22 Aralık 2020 Salı

LATİFE

Türk’ün biri Halep’e yağ götürüyor satmak için. Bizim bulunduğumuz zaman Halep’te haftada iki gün pazar kurulurdu. Biri “Ahad pazarı” kalenin etrafında kurulur. Biri de “Cuma pazarı”, “Kastelharâmi” de kurulur. Orada hıyar çekirdeğine varıncaya kadar herşey satılıyor. Türk orada yağ satarmış. Arapça da bilmezmiş. Öteden bir Arap müşteri gelmiş; o da Türkçe bilmiyor. Arap soruyor: – Kem kırş? Türk bunun: Kaç kuruş? demek olduğunu bilmediği için, bu sözdeki “Kem” kelimesini Türkçe “Kene” zannediyor.
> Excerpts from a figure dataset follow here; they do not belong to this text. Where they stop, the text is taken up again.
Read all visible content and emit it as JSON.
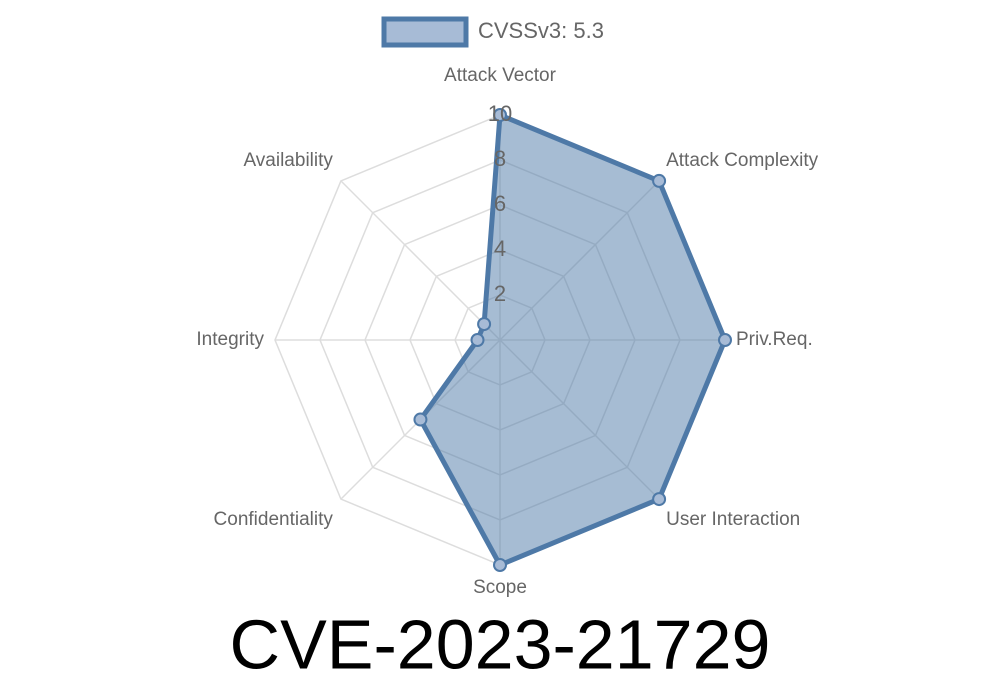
{
  "chart_data": {
    "type": "radar",
    "title": "CVE-2023-21729",
    "categories": [
      "Attack Vector",
      "Attack Complexity",
      "Priv.Req.",
      "User Interaction",
      "Scope",
      "Confidentiality",
      "Integrity",
      "Availability"
    ],
    "series": [
      {
        "name": "CVSSv3: 5.3",
        "color": "#4e79a7",
        "values": [
          10,
          10,
          10,
          10,
          10,
          5,
          1,
          1
        ]
      }
    ],
    "ylim": [
      0,
      10
    ],
    "yticks": [
      2,
      4,
      6,
      8,
      10
    ],
    "grid": true,
    "legend": "top"
  }
}
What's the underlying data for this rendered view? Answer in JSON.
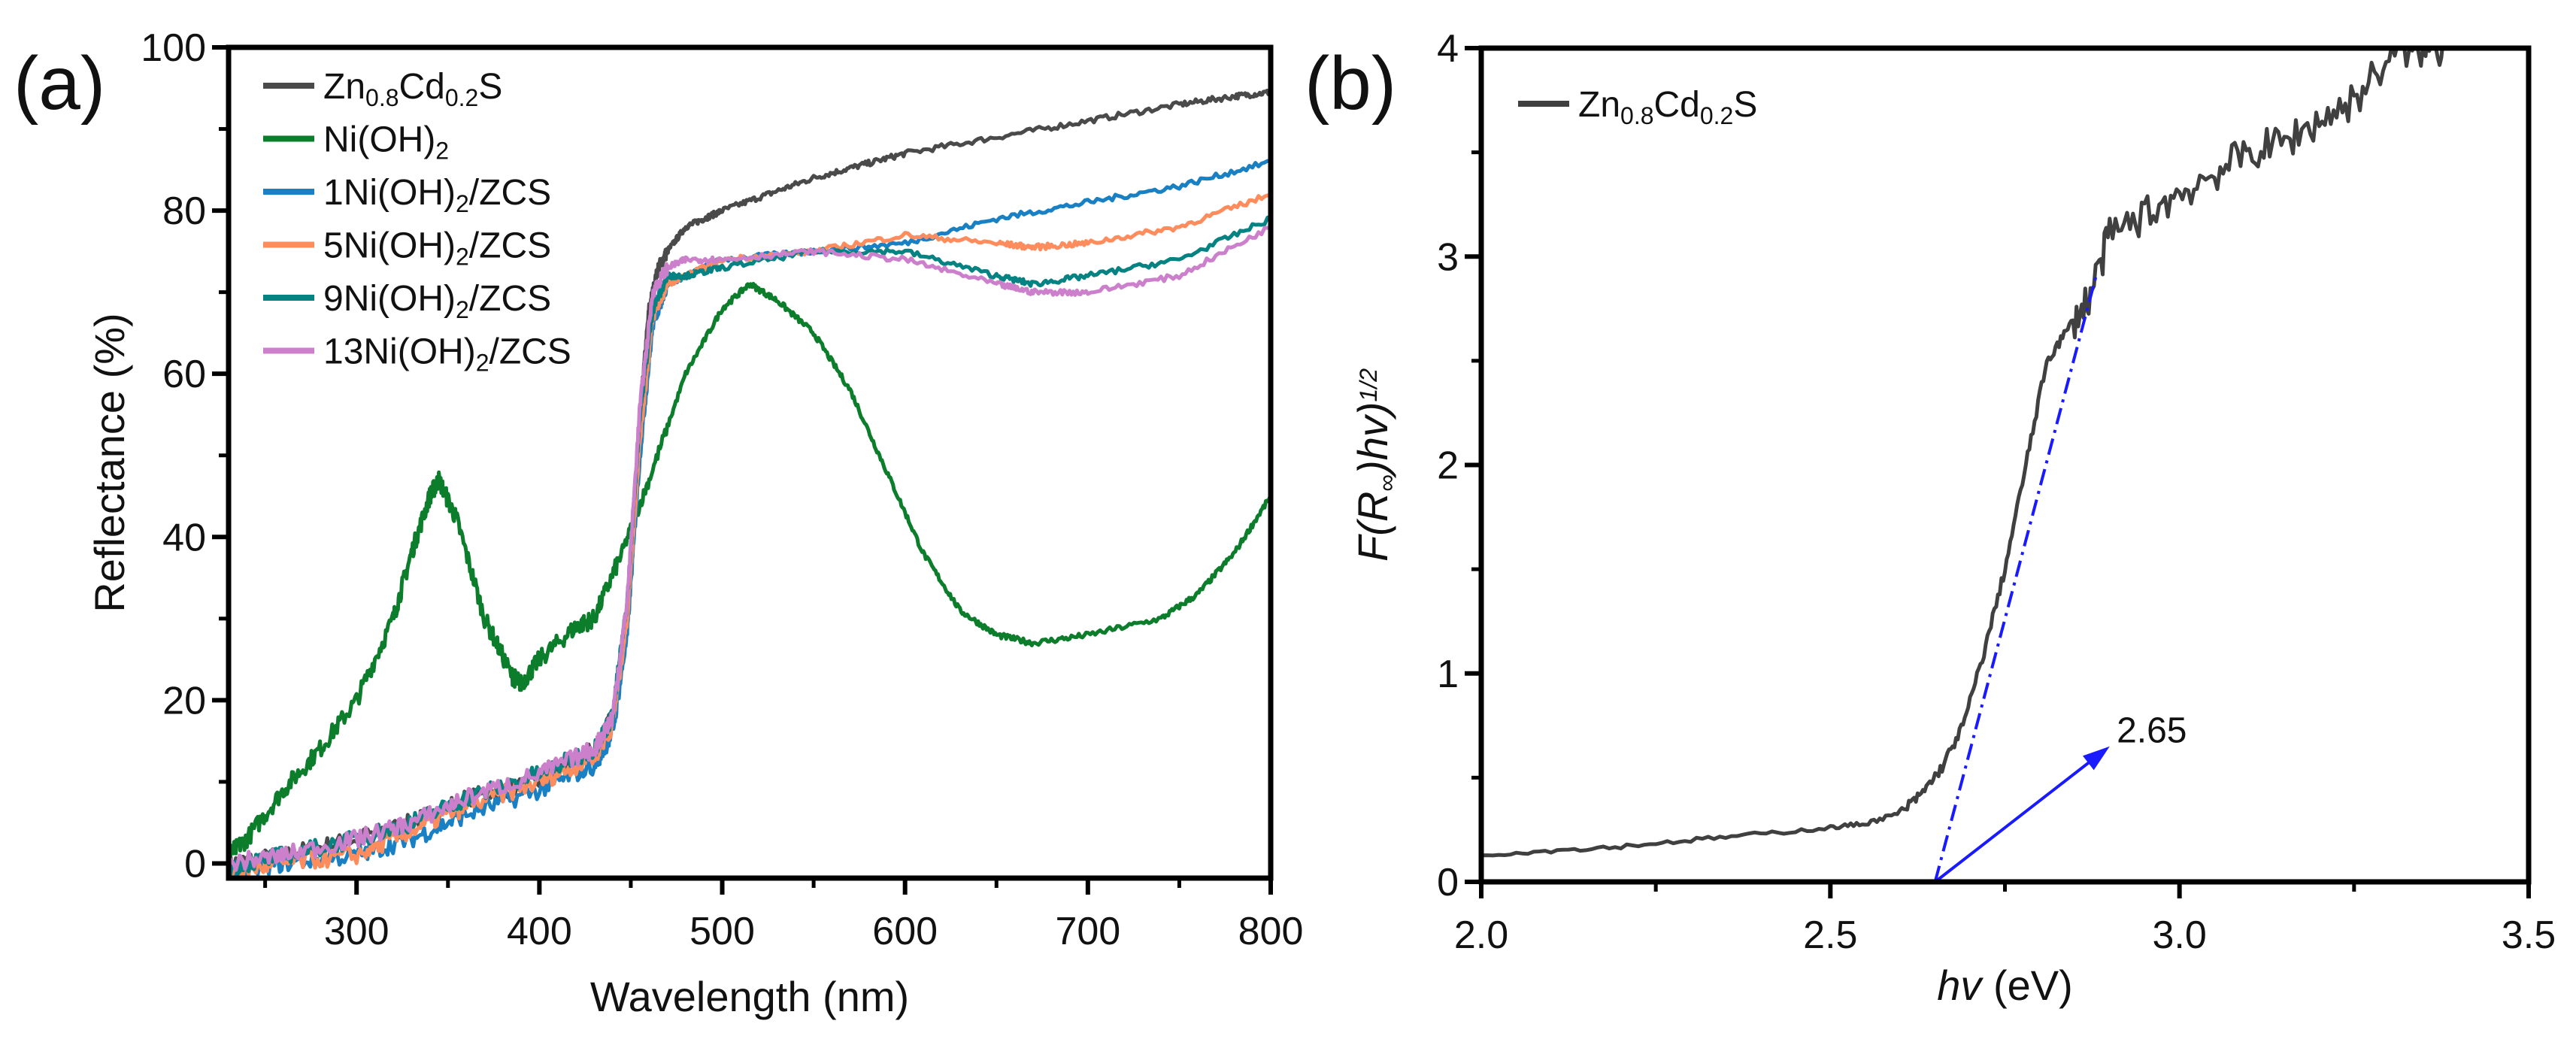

Arap’a : “Benim yağ tertemiz, içinde ne kene var, ne birşey” diyor. Arap Türk’ün sözünü anlamadığı için yine “Kem kırş?” diye soruyor. Türk kızıyor: “Sus yahu… Duyan da yağın içinde essahtan kene var zannedecek” diyor. Arap yine “Kem kırş?” deyince, Türk: “Nerden geldi bu belâ başımıza…” diyerek Arap’a bir tokat aşkediyor. Arap tokat’ın acısıyla “Yâ Settâr!” deyince, Türk (Ha şöyle. “Yağ satar” de. Yağ satarım ya, ne zannediyorsun…) diyor.